The Institute for Global Food Security at Queen’s University Belfast, Northern Ireland, will lead one of the world’s largest food safety projects, implemented in Europe and China.
The EU-China-Safe project will incorporate key players in the food industry, research organisations and governments across two of the world’s largest trading areas.
Professor Yongning Wu, chief scientist from the China National Center for Food Safety Risk Assessment and co-ordinator of Chinese efforts within the project, said: “The EU-China-Safe partnerships between two trading regions is of immense importance to help deliver safe and genuine food to all citizens.”
Food fraud manifests in various ways. In Europe in 2013, for example, horse meat was labelled and sold as beef; in 2014, illicit Chinese oil saw slaughterhouse waste and sewage used in cooking oil.

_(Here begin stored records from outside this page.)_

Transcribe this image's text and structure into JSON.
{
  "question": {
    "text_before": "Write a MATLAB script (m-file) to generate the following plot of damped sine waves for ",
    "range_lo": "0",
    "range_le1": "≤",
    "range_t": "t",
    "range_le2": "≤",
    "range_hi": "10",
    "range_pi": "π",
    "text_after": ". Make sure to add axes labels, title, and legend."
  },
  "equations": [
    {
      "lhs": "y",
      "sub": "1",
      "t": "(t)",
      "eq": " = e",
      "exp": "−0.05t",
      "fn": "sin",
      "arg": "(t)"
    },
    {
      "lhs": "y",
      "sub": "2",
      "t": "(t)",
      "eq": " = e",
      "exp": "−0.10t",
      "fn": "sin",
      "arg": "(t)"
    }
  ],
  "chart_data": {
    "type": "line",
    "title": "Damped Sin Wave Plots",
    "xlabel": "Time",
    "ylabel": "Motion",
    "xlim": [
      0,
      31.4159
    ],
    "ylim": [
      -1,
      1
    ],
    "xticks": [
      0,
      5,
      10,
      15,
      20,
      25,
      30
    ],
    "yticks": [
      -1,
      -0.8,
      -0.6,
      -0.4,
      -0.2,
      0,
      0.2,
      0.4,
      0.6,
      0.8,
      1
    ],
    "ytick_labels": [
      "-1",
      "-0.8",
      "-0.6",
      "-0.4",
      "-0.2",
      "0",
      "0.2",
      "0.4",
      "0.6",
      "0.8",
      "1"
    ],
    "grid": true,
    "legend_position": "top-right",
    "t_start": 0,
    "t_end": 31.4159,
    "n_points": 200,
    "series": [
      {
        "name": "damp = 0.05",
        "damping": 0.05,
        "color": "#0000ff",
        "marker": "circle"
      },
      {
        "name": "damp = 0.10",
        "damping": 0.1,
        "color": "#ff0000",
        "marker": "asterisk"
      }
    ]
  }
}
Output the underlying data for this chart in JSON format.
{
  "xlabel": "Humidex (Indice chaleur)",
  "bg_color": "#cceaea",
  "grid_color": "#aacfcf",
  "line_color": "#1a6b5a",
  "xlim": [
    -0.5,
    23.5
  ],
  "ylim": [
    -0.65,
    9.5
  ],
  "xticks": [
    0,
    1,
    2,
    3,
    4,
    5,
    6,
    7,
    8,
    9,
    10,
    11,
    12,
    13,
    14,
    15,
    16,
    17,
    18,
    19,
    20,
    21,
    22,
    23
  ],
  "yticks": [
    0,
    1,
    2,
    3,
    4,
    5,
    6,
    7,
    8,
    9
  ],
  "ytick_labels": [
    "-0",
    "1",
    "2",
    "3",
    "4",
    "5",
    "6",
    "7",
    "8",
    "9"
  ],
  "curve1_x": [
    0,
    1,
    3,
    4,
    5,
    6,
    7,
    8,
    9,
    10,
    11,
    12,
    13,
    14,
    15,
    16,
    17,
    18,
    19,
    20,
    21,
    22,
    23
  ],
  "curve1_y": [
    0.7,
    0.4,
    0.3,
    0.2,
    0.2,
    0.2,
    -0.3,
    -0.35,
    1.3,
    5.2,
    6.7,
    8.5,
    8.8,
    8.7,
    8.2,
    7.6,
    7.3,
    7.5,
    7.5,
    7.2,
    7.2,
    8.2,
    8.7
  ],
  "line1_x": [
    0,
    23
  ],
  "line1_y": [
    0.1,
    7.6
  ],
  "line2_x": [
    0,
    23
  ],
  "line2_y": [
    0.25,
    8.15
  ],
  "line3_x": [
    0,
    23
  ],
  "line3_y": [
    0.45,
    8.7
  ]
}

Reported cases of food fraud are increasing in occurrence on a global scale and is worth an estimated €46bn globally per year. An increasingly complex global food supply network increases the risks of serious foodborne illnesses.
EU-China-Safe aims to reduce food fraud and improve food safety through focusing on improving food legislation, food inspection and increasing access to information across both continents.
Pro-vice chancellor at Queen’s University and project co-ordinator Professor Chris Elliot added: “There is a pressing need to act internationally in response to emerging threats to food safety and fraud.
“Working as a coalition of 33 partners to share knowledge and maximise technologies will empower the food industry to provide safer, authentic food and will boost consumers’ confidence and facilitate the expansion of EU-China trade.”
The partnership involves 33 partners, including 15 in the EU and 18 in China.